Grayling at Smith & Morehouse? I didn't know they were at S&M. Anyone else ever caught grayling there?


----------



## Grandpa D

The Kamas Hatchery raises Grayling.
This is out of the 2009 Fish Stocking Report from the DWR.

SMITH-MOREHOUSE RES Summit GRAYLING ARCTIC 6237 2.49" 09/23/2009

So the answer is YES, the DWR does stock Grayling in Smith and Morehouse.


----------



## Kingfisher

interesting. never caught a grayling in S&M. never have seen a grayling there. i have heard rumors of kokes being contemplated as well. up till this past week i had never caught a tiger there as well. been fishing that pond for 30 years.... so, ya never know what may pop up.


----------



## tktmsa

Grayling was a good 10-12 incher, had a tiger that was 12-13 inches. 

One thing of note the Rainbows although small had what I'd call adult teeth. Took a couple home (cabin) but the stomach contents were inconclusive.

Anyone have an idea of what these little fishes could be growing on? Not a lot of food in that water. 

Also, there are brookies in the drainage anyone ever taken one out of the lake?


----------



## Chaser

There should be some cutts in there too. Most of the streams around that area have cutts in them, so I wouldn't be surprised to hear of a few making into the res. Pretty neat on the grayling. 11-12 inches is decent for a grayling.


----------



## tktmsa

Yeah I've caught the cutts up there and I'm seeing hybrids now and again.

Kokes would be interesting, if not for anything else but a forage base to feed the tigers. 

I've only see small leaches in with a brown hue for these things to munch on, surface insects would not keep these fish fed. 

I also heard of some mountain suckers are in the water, too bad there don't seem to be the little redside shiners in there like before they rebuilt the dam.


----------



## Grandpa D

tktmsa said:


> Yeah I've caught the cutts up there and I'm seeing hybrids now and again.
> 
> Kokes would be interesting, if not for anything else but a forage base to feed the tigers.
> 
> I've only see small leaches in with a brown hue for these things to munch on, surface insects would not keep these fish fed.
> 
> I also heard of some mountain suckers are in the water, too bad there don't seem to be the little redside shiners in there like before they rebuilt the dam.

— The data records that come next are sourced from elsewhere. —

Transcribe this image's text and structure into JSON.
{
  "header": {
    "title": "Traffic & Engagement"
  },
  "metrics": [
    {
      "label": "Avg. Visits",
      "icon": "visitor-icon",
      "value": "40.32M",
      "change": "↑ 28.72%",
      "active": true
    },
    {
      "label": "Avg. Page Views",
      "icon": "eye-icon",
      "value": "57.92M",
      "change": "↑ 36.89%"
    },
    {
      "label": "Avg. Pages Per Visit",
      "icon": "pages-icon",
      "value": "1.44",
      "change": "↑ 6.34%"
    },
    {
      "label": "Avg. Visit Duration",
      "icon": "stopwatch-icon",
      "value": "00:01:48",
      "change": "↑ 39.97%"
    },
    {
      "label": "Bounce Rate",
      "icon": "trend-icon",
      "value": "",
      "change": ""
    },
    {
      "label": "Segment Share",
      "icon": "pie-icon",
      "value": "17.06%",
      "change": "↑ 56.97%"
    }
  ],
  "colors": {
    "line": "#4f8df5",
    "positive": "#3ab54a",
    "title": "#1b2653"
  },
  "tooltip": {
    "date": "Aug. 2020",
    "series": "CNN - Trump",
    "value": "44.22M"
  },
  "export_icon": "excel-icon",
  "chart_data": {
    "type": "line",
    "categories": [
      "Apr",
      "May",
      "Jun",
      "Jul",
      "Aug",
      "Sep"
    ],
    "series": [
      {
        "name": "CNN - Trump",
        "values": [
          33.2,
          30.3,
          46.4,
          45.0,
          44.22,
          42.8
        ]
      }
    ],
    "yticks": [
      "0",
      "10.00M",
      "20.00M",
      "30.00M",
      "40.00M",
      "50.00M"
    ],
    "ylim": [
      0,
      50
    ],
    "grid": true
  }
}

Now don't go giving someone any ideas!


----------



## bossloader

so i will be up there on friday morn wondering if the little water holes in the creek as you drive up the road hold anything? and i dont have a boat so i am wondering what color bait might be usefull.


----------



## Chaser

Yeah, they hold fish, but a lot of that stream runs through private property, and is off limits. It won't be any good right now anyway though...too blown out with run-off.


----------